Nubby’s Number Factory has finally landed on phones, and it did not arrive as a watered-down curiosity. The mobile release keeps the sun-exploding stakes, the pegboard chaos, and the game’s off-kilter humor intact, while bringing the full Steam experience to iOS and Android with no ads and no microtransactions.
That matters because Nubby’s Number Factory built its following on a very specific kind of nonsense. Solo developer Ethan Anderson, who releases work under MogDogBlog Productions, built a plinko-style roguelike where players launch a spherical character named Nubby down a pegboard to generate bigger and bigger numbers. Miss the quota and the sun explodes, which remains one of the strangest and most effective fail states in recent indie memory. The game has drawn easy comparisons to Balatro, Peggle, and Ballionaire, but it has always had its own rhythm, one part slot machine, one part math toy, one part panic.
The mobile version goes a step beyond a simple port. The paid app costs $4.99 on the App Store and Google Play, while a free lite version is also available for players who want to sample the formula first. The developer has said the lite build is a visually revamped clone of the Steam demo, while the full app is as close to a 1:1 copy of the Steam release as possible. The App Store listing puts the app at 459.8 MB, lists iPhone and iPad support, includes Game Center, and says the developer does not collect data.

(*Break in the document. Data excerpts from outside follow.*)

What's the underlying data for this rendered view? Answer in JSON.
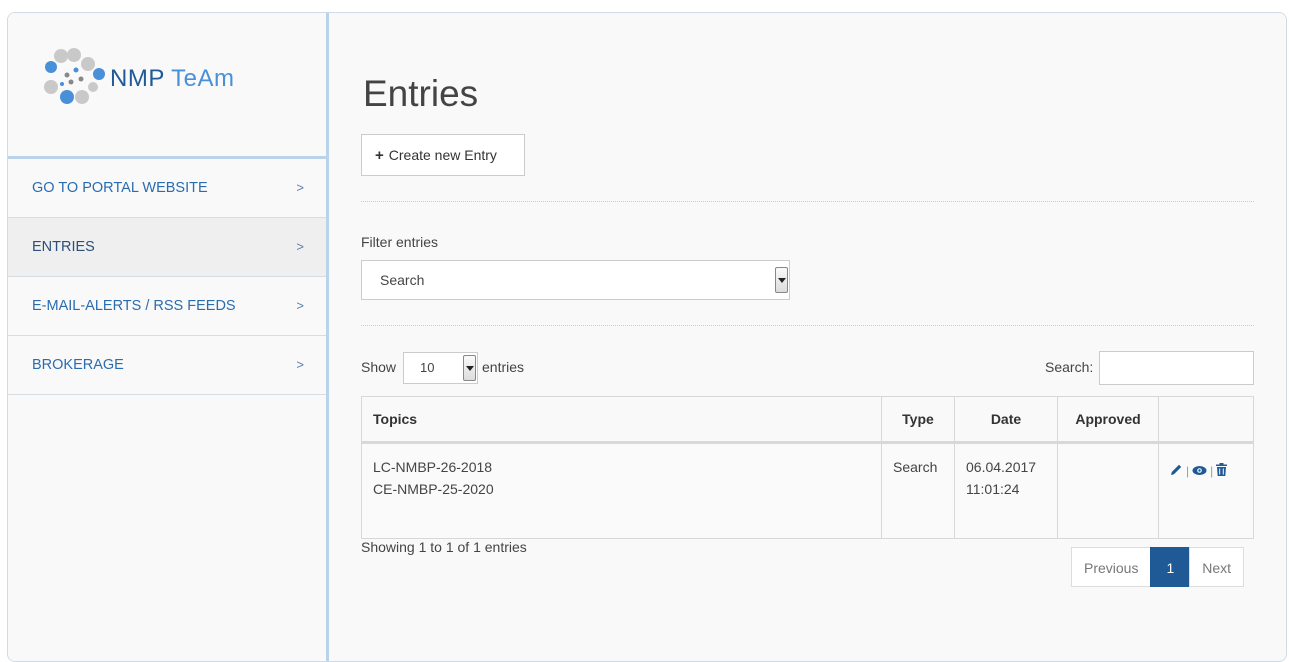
{
  "brand": {
    "logo_text_1": "NMP",
    "logo_text_2": "TeAm"
  },
  "sidebar": {
    "items": [
      {
        "label": "GO TO PORTAL WEBSITE"
      },
      {
        "label": "ENTRIES"
      },
      {
        "label": "E-MAIL-ALERTS / RSS FEEDS"
      },
      {
        "label": "BROKERAGE"
      }
    ],
    "chevron": ">"
  },
  "main": {
    "title": "Entries",
    "create_label": "Create new Entry",
    "filter_label": "Filter entries",
    "filter_value": "Search",
    "show_prefix": "Show",
    "page_length": "10",
    "show_suffix": "entries",
    "search_label": "Search:"
  },
  "table": {
    "columns": [
      "Topics",
      "Type",
      "Date",
      "Approved",
      ""
    ],
    "rows": [
      {
        "topic_1": "LC-NMBP-26-2018",
        "topic_2": "CE-NMBP-25-2020",
        "type": "Search",
        "date": "06.04.2017",
        "time": "11:01:24",
        "approved": ""
      }
    ],
    "info": "Showing 1 to 1 of 1 entries"
  },
  "pager": {
    "prev": "Previous",
    "current": "1",
    "next": "Next"
  },
  "colors": {
    "accent": "#1f5a96",
    "link": "#2a6cb0",
    "border": "#b9d3ea"
  }
}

Just as important, the launch keeps the mobile version clean. Anderson said there are no third-party ads or microtransactions in either build, and support was planned for both phones and tablets on iOS and Android. Controller support was not available at launch, with the developer saying it would be added later. For now, the pitch is straightforward: a premium roguelike with the same weird identity, just shrunk into a touch-friendly package.
The release also arrived after a longer wait than initially expected. Anderson had previously aimed for a December 2025 mobile launch, but held it back until version 1.4 content was ready rather than ship an incomplete port. By February, the game was waiting on store approval, and the launch eventually went live on both stores on April 17, 2026.
That extra time shows in the package. The mobile build includes version 1.4 content, including a perk system, special rounds, and Nubby Trials. It also lands with real momentum behind it: the Steam version, released on March 7, 2025, has reached an all-time peak of 4,839 concurrent players and roughly 18,000 reviews, with an Overwhelmingly Positive rating. Anderson has also used community updates to highlight localization work, including Brazilian Portuguese in version 1.4.3 and later French and Polish in version 1.4.6, which gives the mobile debut the feel of a small indie oddity graduating into a properly finished release.